Su padrastro la había convencido de que votar era importante, por eso se había sacado la cédula de electora este año. Apretaría el número 13, de Lula, pero no sabía que también tendría que escoger a dos diputados, un senador y un gobernador. Caminaba solo con algunas galletas de agua y sal en el estómago. En la macabra yincana de la alimentación, hay días de suerte, como la tarde anterior, que pudieron comprar bistecs después de que su cuñado consiguiera algún dinero con la venta de cables de cobre. Y hay días de mala suerte absoluta, que no hay qué comer y lo único que se puede hacer es dormir, a la espera de un mañana mejor.
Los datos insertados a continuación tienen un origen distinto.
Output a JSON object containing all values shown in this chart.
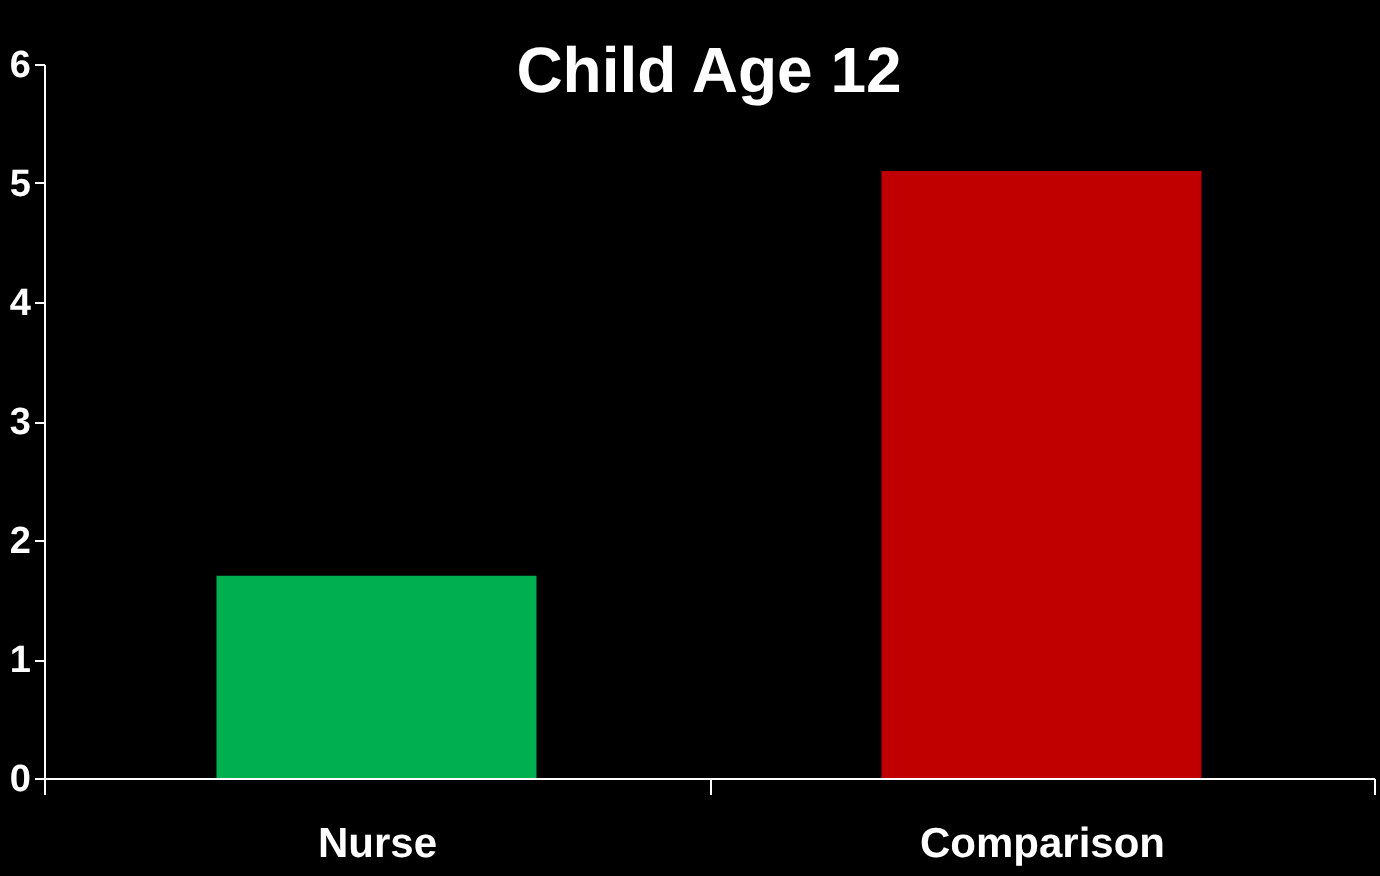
{
  "chart_data": {
    "type": "bar",
    "title": "Child Age 12",
    "categories": [
      "Nurse",
      "Comparison"
    ],
    "values": [
      1.7,
      5.1
    ],
    "colors": [
      "#00b050",
      "#c00000"
    ],
    "ylim": [
      0,
      6
    ],
    "yticks": [
      0,
      1,
      2,
      3,
      4,
      5,
      6
    ],
    "grid": false
  }
}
Foto: Isabella Finholdt/SUMAÚMA

«El hambre duele. Duele la cabeza, duele el estómago. Lo que siento es tristeza en el corazón», dice Camila. Desde el inicio de la pandemia, y ahora con la pequeña, ha sido difícil arregláselas con trabajitos en el supermercado o de niñera, como hacía antes. Por suerte, su hija ha conseguido una plaza en la guardería pública, donde hace todas las comidas, explica mientras cruza el barrio rico donde vota. Un hombre blanco mira a Ana Vitória y pregunta, riendo: «¿La vas a dar en adopción? ¡Yo la quiero!». La joven madre responde con rabia: «¿Me vas a adoptar a mí también?».

Camila dejó la sección electoral sin emocionarse. La urna le pareció complicada, pero consiguió confirmar sus votos. Desde ahí iría a visitar a su sobrina, que vive con su padre en otra favela y cumplía años ese día. No sabía qué tendría para cenar cuando volviera a casa.